Microwave Dielectric Properties and Thermally Stimulated Depolarization Currents of MgF2‐Doped Diopside Ceramics

A new low‐fired dielectric material derived from CaMg_0.9Zn_0.1Si₂O₆ (CMZS) ceramics with high quality factor was synthesized by solid‐state reaction method. The effects of MgF₂ addition on the sinterability, phase composition, crystal defects, and microwave dielectric properties of CMZS were investigated.

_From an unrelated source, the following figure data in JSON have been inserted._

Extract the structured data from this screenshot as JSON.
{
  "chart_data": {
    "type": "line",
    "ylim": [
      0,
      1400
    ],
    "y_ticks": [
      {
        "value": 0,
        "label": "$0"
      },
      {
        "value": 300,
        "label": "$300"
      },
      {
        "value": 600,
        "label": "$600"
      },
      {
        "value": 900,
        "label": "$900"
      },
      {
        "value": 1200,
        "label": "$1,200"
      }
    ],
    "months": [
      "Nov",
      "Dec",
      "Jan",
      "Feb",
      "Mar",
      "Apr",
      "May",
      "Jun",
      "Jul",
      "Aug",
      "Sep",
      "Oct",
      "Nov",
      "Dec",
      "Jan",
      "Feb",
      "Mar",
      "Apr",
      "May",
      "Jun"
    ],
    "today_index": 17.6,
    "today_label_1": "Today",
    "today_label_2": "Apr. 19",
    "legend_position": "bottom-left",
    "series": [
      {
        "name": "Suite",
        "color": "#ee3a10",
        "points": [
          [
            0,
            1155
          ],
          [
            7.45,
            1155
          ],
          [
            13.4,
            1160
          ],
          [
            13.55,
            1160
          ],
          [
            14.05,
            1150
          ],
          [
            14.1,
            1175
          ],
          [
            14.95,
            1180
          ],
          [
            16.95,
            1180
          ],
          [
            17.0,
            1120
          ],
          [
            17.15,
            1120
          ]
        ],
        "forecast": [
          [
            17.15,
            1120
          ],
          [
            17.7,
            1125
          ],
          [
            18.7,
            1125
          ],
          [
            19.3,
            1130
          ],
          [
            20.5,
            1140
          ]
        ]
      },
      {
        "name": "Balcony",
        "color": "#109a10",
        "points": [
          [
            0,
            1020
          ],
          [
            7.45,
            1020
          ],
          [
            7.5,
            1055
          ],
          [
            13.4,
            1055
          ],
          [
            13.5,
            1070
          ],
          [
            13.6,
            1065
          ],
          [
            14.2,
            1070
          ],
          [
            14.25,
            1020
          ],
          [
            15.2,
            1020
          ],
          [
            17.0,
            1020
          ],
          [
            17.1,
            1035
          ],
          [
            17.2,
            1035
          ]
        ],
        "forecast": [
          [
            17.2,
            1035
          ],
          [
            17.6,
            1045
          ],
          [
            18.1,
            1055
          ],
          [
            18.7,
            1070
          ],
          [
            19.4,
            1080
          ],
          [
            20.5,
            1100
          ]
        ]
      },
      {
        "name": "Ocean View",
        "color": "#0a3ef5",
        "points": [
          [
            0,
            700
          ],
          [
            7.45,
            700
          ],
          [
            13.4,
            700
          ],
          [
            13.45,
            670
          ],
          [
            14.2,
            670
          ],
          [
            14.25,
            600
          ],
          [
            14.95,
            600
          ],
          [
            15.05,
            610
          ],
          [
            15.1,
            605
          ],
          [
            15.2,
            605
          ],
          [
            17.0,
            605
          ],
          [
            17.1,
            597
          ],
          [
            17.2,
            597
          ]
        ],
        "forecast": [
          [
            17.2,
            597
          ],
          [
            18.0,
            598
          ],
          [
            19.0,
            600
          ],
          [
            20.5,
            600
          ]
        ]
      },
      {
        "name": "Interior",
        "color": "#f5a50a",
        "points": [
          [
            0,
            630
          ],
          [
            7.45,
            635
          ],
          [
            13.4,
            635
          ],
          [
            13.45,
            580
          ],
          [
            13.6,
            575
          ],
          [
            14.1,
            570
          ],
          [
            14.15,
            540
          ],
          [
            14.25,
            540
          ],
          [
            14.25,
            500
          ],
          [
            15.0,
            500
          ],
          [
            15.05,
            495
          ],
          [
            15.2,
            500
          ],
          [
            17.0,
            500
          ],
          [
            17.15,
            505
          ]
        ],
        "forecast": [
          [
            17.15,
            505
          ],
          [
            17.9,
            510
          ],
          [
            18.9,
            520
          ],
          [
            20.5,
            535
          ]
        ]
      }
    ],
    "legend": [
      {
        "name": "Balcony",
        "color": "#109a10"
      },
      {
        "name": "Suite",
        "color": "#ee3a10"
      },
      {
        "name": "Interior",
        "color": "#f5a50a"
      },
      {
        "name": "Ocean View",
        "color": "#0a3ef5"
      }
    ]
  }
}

MgF₂ was proved not only to lower the sintering temperature to ~1000°C but also to remarkably modify the microwave dielectric properties of CMZS. In addition to the main diopside phase, forsterite was identified as the secondary phase in all MgF₂‐doped samples. Dielectric temperature spectra showed that MgF₂ induced significant dielectric relaxations associated with oxygen vacancy defects to CMZS. Thermally stimulated depolarization current was, therefore, considered to obtain the defects associated with extrinsic microwave dielectric loss mechanisms. Compared with undoped CMZS, although the concentration of oxygen vacancies showed a notable increase in the 5 wt% MgF₂‐doped CMZS, the Q×f values were still improved. Here, with proper MgF₂‐doping, it demonstrated that the microwave dielectric loss was basically influenced by phase composition. The excellent characteristics of ε_r = 7.78, Q×f = 151 800 GHz, and τ_f = ?26.40 ppm/°C were achieved from the 5 wt% MgF₂‐doped specimens sintered at 1000°C.